Currently, XWPFWordExtractor.getText() is not reading text from Cover Page, Table Of Contents or Bibliography parts of the docx file. Are there any plans to add the support for extracting the text from these parts? If so then, will it be in next release? OR Is there any other API available to do so?
Apache Tika might be a better bet - it uses Apache POI internally but pulls out a richer set of text and styling Otherwise, please submit a patch to enhance XWPFWordExtractor if it isn't doing everything required!
Vladimir Glina just submitted test docs over on TIKA-1317. This issue is related to POI-54849, which got most SDTs but apparently didn't capture this case. I'll try to fix this soon.
Created attachment 31704 [details] rough draft of patch Rough draft of patch attached. I need to clean up a few things before I commit (end of the week?). All feedback welcome. Thank you!
At first glance the patch looks promising Any chance you could also look at updating appendTableText in XWPFWordExtractor with similar logic to in your updated unit test?

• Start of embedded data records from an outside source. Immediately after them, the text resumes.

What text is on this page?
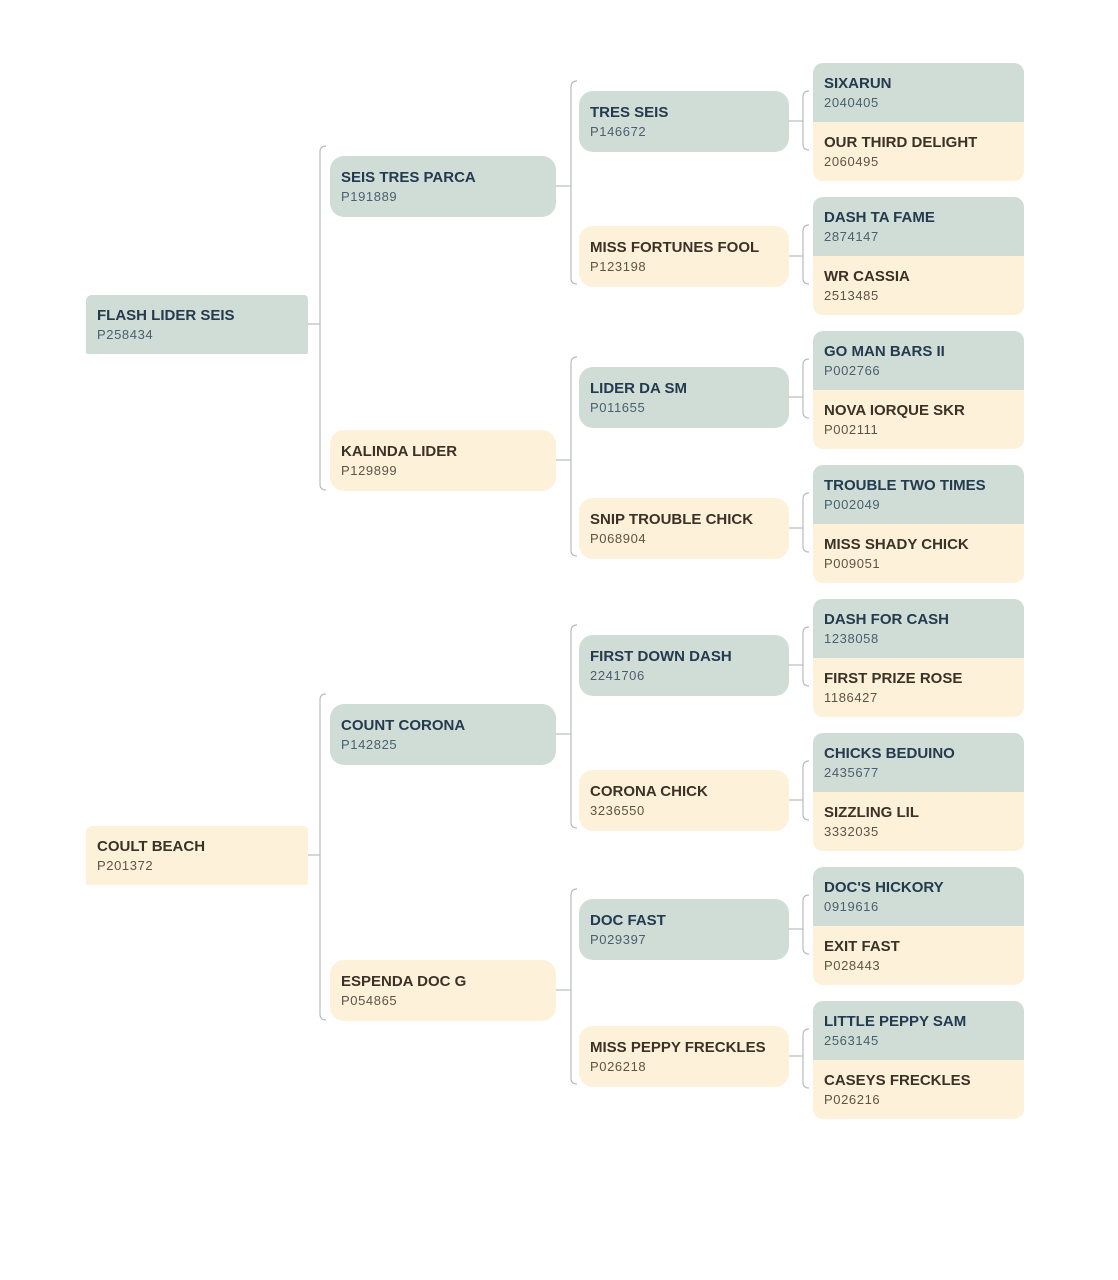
FLASH LIDER SEIS
P258434
SEIS TRES PARCA
P191889
TRES SEIS
P146672
SIXARUN
2040405
OUR THIRD DELIGHT
2060495
MISS FORTUNES FOOL
P123198
DASH TA FAME
2874147
WR CASSIA
2513485
KALINDA LIDER
P129899
LIDER DA SM
P011655
GO MAN BARS II
P002766
NOVA IORQUE SKR
P002111
SNIP TROUBLE CHICK
P068904
TROUBLE TWO TIMES
P002049
MISS SHADY CHICK
P009051
COULT BEACH
P201372
COUNT CORONA
P142825
FIRST DOWN DASH
2241706
DASH FOR CASH
1238058
FIRST PRIZE ROSE
1186427
CORONA CHICK
3236550
CHICKS BEDUINO
2435677
SIZZLING LIL
3332035
ESPENDA DOC G
P054865
DOC FAST
P029397
DOC'S HICKORY
0919616
EXIT FAST
P028443
MISS PEPPY FRECKLES
P026218
LITTLE PEPPY SAM
2563145
CASEYS FRECKLES
P026216
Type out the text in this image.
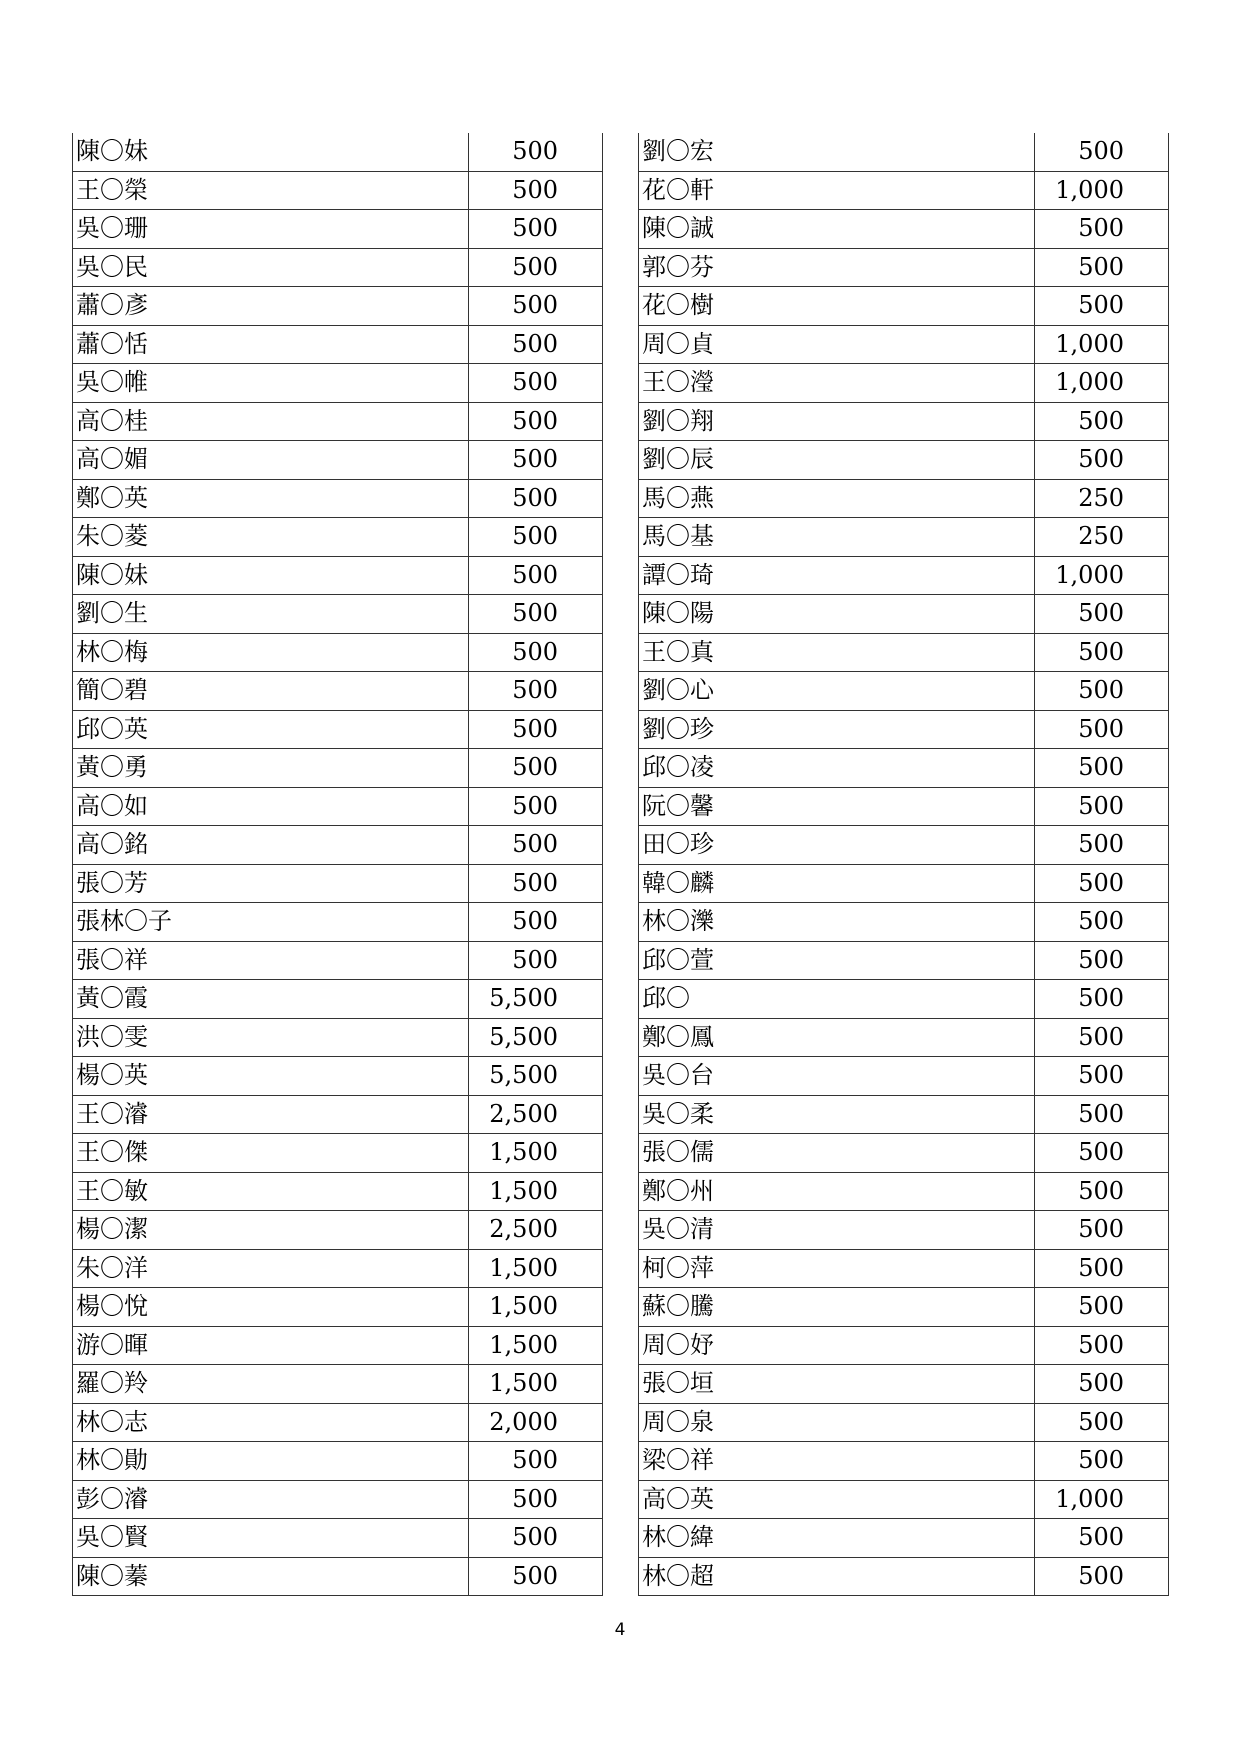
陳〇妹	500
王〇榮	500
吳〇珊	500
吳〇民	500
蕭〇彥	500
蕭〇恬	500
吳〇帷	500
高〇桂	500
高〇媚	500
鄭〇英	500
朱〇菱	500
陳〇妹	500
劉〇生	500
林〇梅	500
簡〇碧	500
邱〇英	500
黃〇勇	500
高〇如	500
高〇銘	500
張〇芳	500
張林〇子	500
張〇祥	500
黃〇霞	5,500
洪〇雯	5,500
楊〇英	5,500
王〇濬	2,500
王〇傑	1,500
王〇敏	1,500
楊〇潔	2,500
朱〇洋	1,500
楊〇悅	1,500
游〇暉	1,500
羅〇羚	1,500
林〇志	2,000
林〇勛	500
彭〇濬	500
吳〇賢	500
陳〇蓁	500
劉〇宏	500
花〇軒	1,000
陳〇誠	500
郭〇芬	500
花〇樹	500
周〇貞	1,000
王〇瀅	1,000
劉〇翔	500
劉〇辰	500
馬〇燕	250
馬〇基	250
譚〇琦	1,000
陳〇陽	500
王〇真	500
劉〇心	500
劉〇珍	500
邱〇凌	500
阮〇馨	500
田〇珍	500
韓〇麟	500
林〇濼	500
邱〇萱	500
邱〇	500
鄭〇鳳	500
吳〇台	500
吳〇柔	500
張〇儒	500
鄭〇州	500
吳〇清	500
柯〇萍	500
蘇〇騰	500
周〇妤	500
張〇垣	500
周〇泉	500
梁〇祥	500
高〇英	1,000
林〇緯	500
林〇超	500
4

Thank you, Nick! There's a slight difference between the test's extractSDTs and the way that XWPFDocumentExtractor works. The general goal is to return all text recursively from an XWPFSDTCell's content object; this is what the extractor calls. The test recursively goes through all objects to gather the SDTs, so that we can test numbers of SDTs and text within them.
Fixed r1602960. Thank you, Vikas, for submitting this issue. Thank you, Vladimir, for submitting test docs on TIKA-1317. Thank you, Nick, for your review.